Au-dessus du cours d'eau, la ravine, était rocheuse et les chevaux n'y laissaient pas de traces. De plus, les Indiens, acharnés à ma poursuite, ne s'inquiéteraient pas de chercher des traces jusqu'à ce qu'ils fussent arrivés près de l'eau. Du moment qu'ils auraient eu dépassé l'embuscade, pas un ne pourrait s'échapper, car le défilé était bordé de chaque côté par des rochers à pic. Quand les cent hommes furent partis, cent autres montèrent à cheval et se placèrent en observation devant le passage. L'attente ne fut pas longue. Nos arrangements étaient à peine terminés, qu'un Indien se montra à l'angle du rocher, à peu près à deux cents yards de la source. C'était le premier de la bande des Indiens. Ceux-ci avaient déjà dépassé l'embuscade, immobile et silencieuse. Le sauvage, voyant des hommes armés, s'arrêta brusquement; puis il poussa un cri, et courut en arrière vers ses camarades. Ceux-ci suivirent son exemple, firent volte-face; mais avant qu'ils eussent regagner la ravine, les cavaliers cachés, sortant du milieu des rochers, arrivaient sur eux au galop. Les Indiens se voyant pris et reconnaissant la supériorité du nombre, jetèrent leurs lances et demandèrent merci. Un instant après, ils étaient tous prisonniers. Tout cela n'avait pas pris une demi-heure, et nous retournâmes vers la source avec nos captifs solidement garrottés.

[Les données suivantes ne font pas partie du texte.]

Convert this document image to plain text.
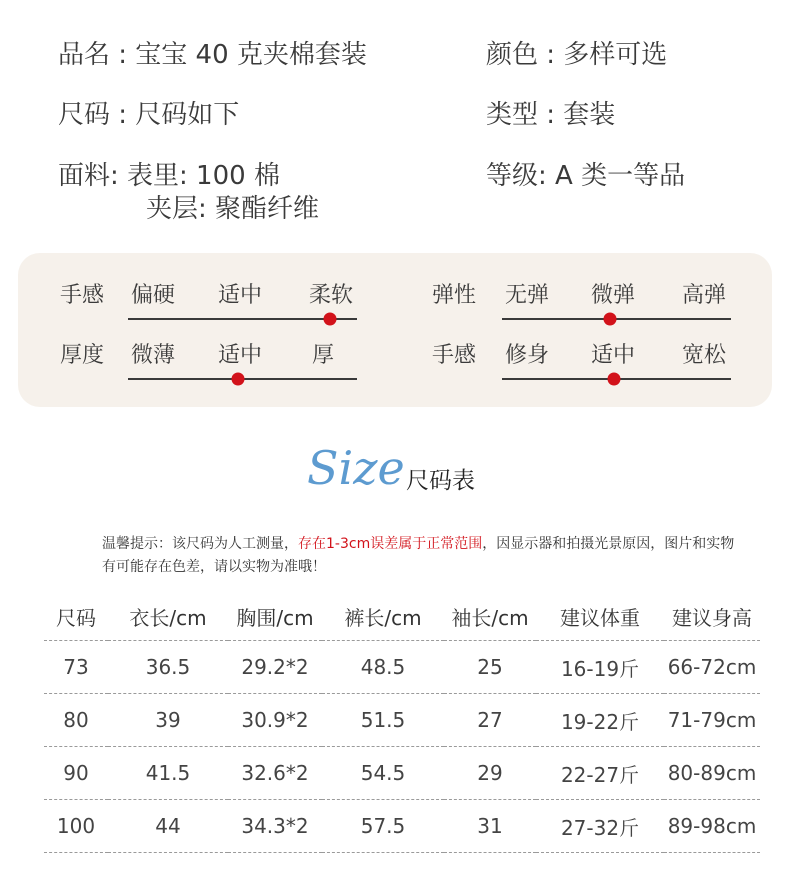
品名 : 宝宝 40 克夹棉套装	颜色 : 多样可选
尺码 : 尺码如下	类型 : 套装
面料: 表里: 100 棉
夹层: 聚酯纤维
等级: A 类一等品
手感 偏硬 适中 柔软
厚度 微薄 适中 厚
弹性 无弹 微弹 高弹
手感 修身 适中 宽松
Size 尺码表
温馨提示：该尺码为人工测量，存在1-3cm误差属于正常范围，因显示器和拍摄光景原因，图片和实物有可能存在色差，请以实物为准哦！
尺码	衣长/cm	胸围/cm	裤长/cm	袖长/cm	建议体重	建议身高
73	36.5	29.2*2	48.5	25	16-19斤	66-72cm
80	39	30.9*2	51.5	27	19-22斤	71-79cm
90	41.5	32.6*2	54.5	29	22-27斤	80-89cm
100	44	34.3*2	57.5	31	27-32斤	89-98cm
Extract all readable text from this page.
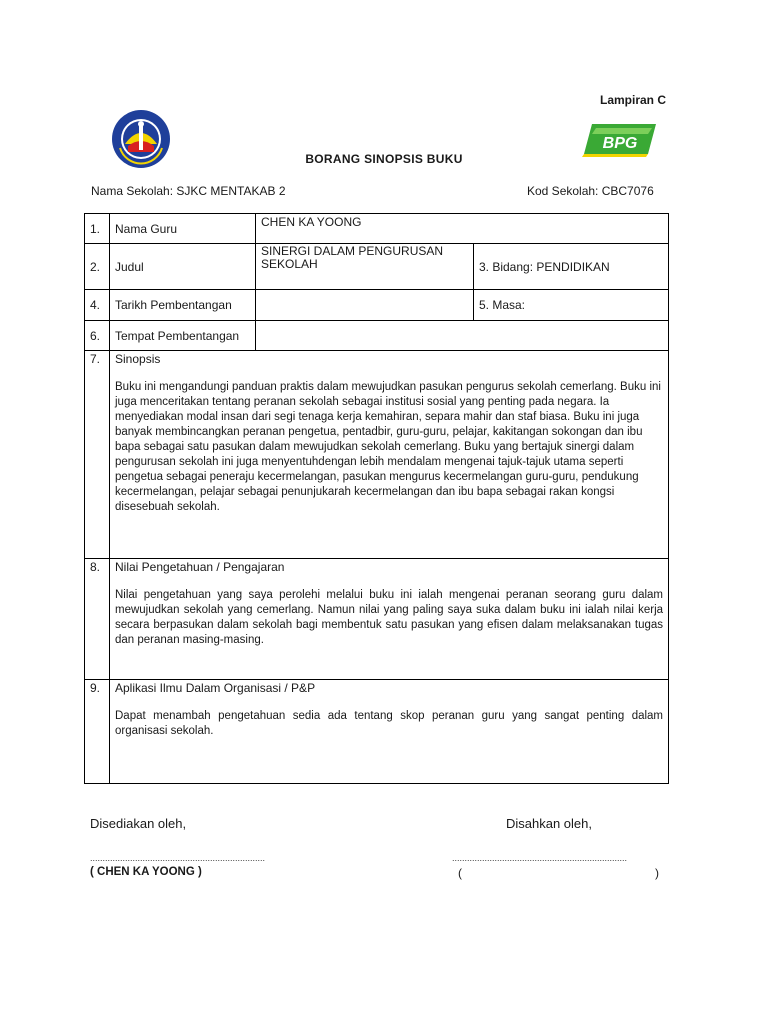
Lampiran C
BPG
BORANG SINOPSIS BUKU
Nama Sekolah: SJKC MENTAKAB 2	Kod Sekolah: CBC7076
1.	Nama Guru	CHEN KA YOONG	
2.	Judul	SINERGI DALAM PENGURUSAN SEKOLAH	3. Bidang: PENDIDIKAN
4.	Tarikh Pembentangan		5. Masa:
6.	Tempat Pembentangan		
7.	Sinopsis

Buku ini mengandungi panduan praktis dalam mewujudkan pasukan pengurus sekolah cemerlang. Buku ini juga menceritakan tentang peranan sekolah sebagai institusi sosial yang penting pada negara. Ia menyediakan modal insan dari segi tenaga kerja kemahiran, separa mahir dan staf biasa. Buku ini juga banyak membincangkan peranan pengetua, pentadbir, guru-guru, pelajar, kakitangan sokongan dan ibu bapa sebagai satu pasukan dalam mewujudkan sekolah cemerlang. Buku yang bertajuk sinergi dalam pengurusan sekolah ini juga menyentuhdengan lebih mendalam mengenai tajuk-tajuk utama seperti pengetua sebagai peneraju kecermelangan, pasukan mengurus kecermelangan guru-guru, pendukung kecermelangan, pelajar sebagai penunjukarah kecermelangan dan ibu bapa sebagai rakan kongsi disesebuah sekolah.		

8.	Nilai Pengetahuan / Pengajaran

Nilai pengetahuan yang saya perolehi melalui buku ini ialah mengenai peranan seorang guru dalam mewujudkan sekolah yang cemerlang. Namun nilai yang paling saya suka dalam buku ini ialah nilai kerja secara berpasukan dalam sekolah bagi membentuk satu pasukan yang efisen dalam melaksanakan tugas dan peranan masing-masing.		

9.	Aplikasi Ilmu Dalam Organisasi / P&P

Dapat menambah pengetahuan sedia ada tentang skop peranan guru yang sangat penting dalam organisasi sekolah.		

Disediakan oleh,	Disahkan oleh,
......................................................................	......................................................................
( CHEN KA YOONG )	(	)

Les chefs se réunirent autour de Séguin pour délibérer sur un plan d'attaque contre la ville. Devions-nous partir cette nuit même? On me demanda mon avis; je répondis naturellement que le plus tôt serait le mieux pour le salut des captifs. Mes sentiments, partagés par Séguin, étaient opposés à tout délai. Nos camarades prisonniers devaient mourir le lendemain; nous pouvions encore arriver à temps pour les sauver. Comment nous y prendrions-nous pour aborder la vallée? C'était là la première question à discuter. Incontestablement, l'ennemi avait placé des postes aux deux extrémités.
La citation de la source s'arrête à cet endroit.